US News

RENT OUT OF SHAPE

A group of rent-stabilized tenants are fighting to keep their East Village neighborhood affordable by turning down buyout offers of up to $125,000 apiece from a pair of real-estate barons.

The residents charge that the buyout bid by Icon Realty Management, owned by Terrence Lowenberg and Todd Cohen, would destroy the building’s sense of community.

“They offered me $120,000,” said Carolyn Chamberlain, 65, a secretary who pays $400 for her two-bedroom apartment in the six-story, prewar building at 176 E. 3rd St.

“I told them I would only be interested if it was middle-six-figure offer. It’s outright harassment,” she said.

Alexander Camu, a bartender, said he turned down a $125,000 offer.

“I moved here when the neighborhood was crap,” he said. “I turned down the offer because I’m being paid to leave my life.”

Camu said the buyout agent was dishonest when he told another tenant that Camu had accepted an offer. Camu said he never did.

But residents estimate that at least six of the building’s 48 tenants have already snatched up Icon Realty’s offer and moved out.

Gentrification has changed the gritty neighborhood – once a magnet for struggling artists and drug activity – into a desirable downtown hotspot with upscale restaurants and bars.

The tenants complained that the landlord recently changed an electronic lock on the building’s front door to a more difficult standard version as a ploy to send them to an Icon representative looking for help. The rep would then use the opportunity to pitch the buyout, the tenants said.

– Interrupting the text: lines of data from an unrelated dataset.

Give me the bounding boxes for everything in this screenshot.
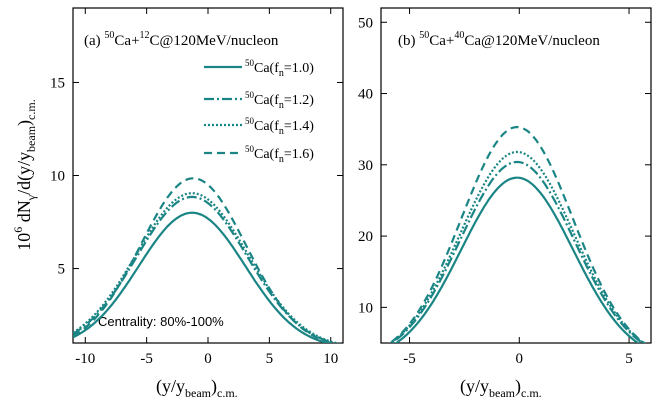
- legend-label-1: 50Ca(fn=1.0): [245, 58, 314, 79]
- y-tick-label-a-0: 5: [58, 262, 66, 278]
- series-line-a-1: [73, 195, 339, 343]
- series-line-b-0: [394, 176, 640, 343]
- x-tick-label-a-4: 10: [323, 351, 338, 367]
- chart-marks: -10 -5 0 5 10 5 10 15 -5 0 5 10 20 30 40 50: [50, 8, 651, 367]
- x-tick-label-b-2: 5: [625, 351, 633, 367]
- panel-b-title: (b) 50Ca+40Ca@120MeV/nucleon: [398, 30, 600, 49]
- y-tick-label-a-2: 15: [50, 75, 65, 91]
- series-line-a-0: [73, 211, 332, 343]
- series-line-a-3: [73, 177, 336, 343]
- x-axis-label-a: (y/ybeam)c.m.: [156, 376, 238, 400]
- y-tick-label-b-0: 10: [358, 300, 373, 316]
- y-tick-label-b-2: 30: [358, 158, 373, 174]
- y-axis-label: 106 dNγ/d(y/ybeam)c.m.: [11, 99, 38, 250]
- panel-b-frame: [380, 7, 652, 344]
- legend-label-2: 50Ca(fn=1.2): [245, 90, 314, 111]
- legend-label-4: 50Ca(fn=1.6): [245, 144, 314, 165]
- x-tick-label-a-2: 0: [204, 351, 212, 367]
- x-tick-label-a-0: -10: [75, 351, 95, 367]
- legend: 50Ca(fn=1.0) 50Ca(fn=1.2) 50Ca(fn=1.4) 5…: [204, 58, 314, 165]
- y-tick-label-b-1: 20: [358, 229, 373, 245]
- series-line-b-2: [388, 150, 646, 343]
- y-tick-label-b-3: 40: [358, 87, 373, 103]
- x-axis-label-b: (y/ybeam)c.m.: [460, 376, 542, 400]
- series-line-b-3: [388, 125, 647, 343]
- legend-label-3: 50Ca(fn=1.4): [245, 116, 314, 137]
- x-tick-label-a-1: -5: [140, 351, 153, 367]
- x-tick-label-b-1: 0: [516, 351, 524, 367]
- x-tick-label-a-3: 5: [266, 351, 274, 367]
- series-line-b-1: [389, 160, 645, 343]
- y-tick-label-a-1: 10: [50, 169, 65, 185]
- series-line-a-2: [73, 192, 341, 343]
- panel-a-title: (a) 50Ca+12C@120MeV/nucleon: [84, 30, 279, 49]
- x-tick-label-b-0: -5: [403, 351, 416, 367]
- y-tick-label-b-4: 50: [358, 15, 373, 31]
- centrality-note: Centrality: 80%-100%: [98, 314, 224, 329]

“They want to buy people out and renovate the apartment, and then they want to flip the building,” said Heather Gradowski, who pays less than $700 a month for her one-bedroom apartment.

Many of the tenants said the $125,000 offer sounds like a king’s ransom, but after taxes, they wouldn’t be able to afford to live in Manhattan on it.

Construction is now going on in the vacated apartments to modernize the digs.

Linda Alexander, a spokeswoman for Icon Realty, said the management team did not harass any tenants.

“The [representatives] made several generous buyout offers, and when people refused, they accepted their answer,” she said.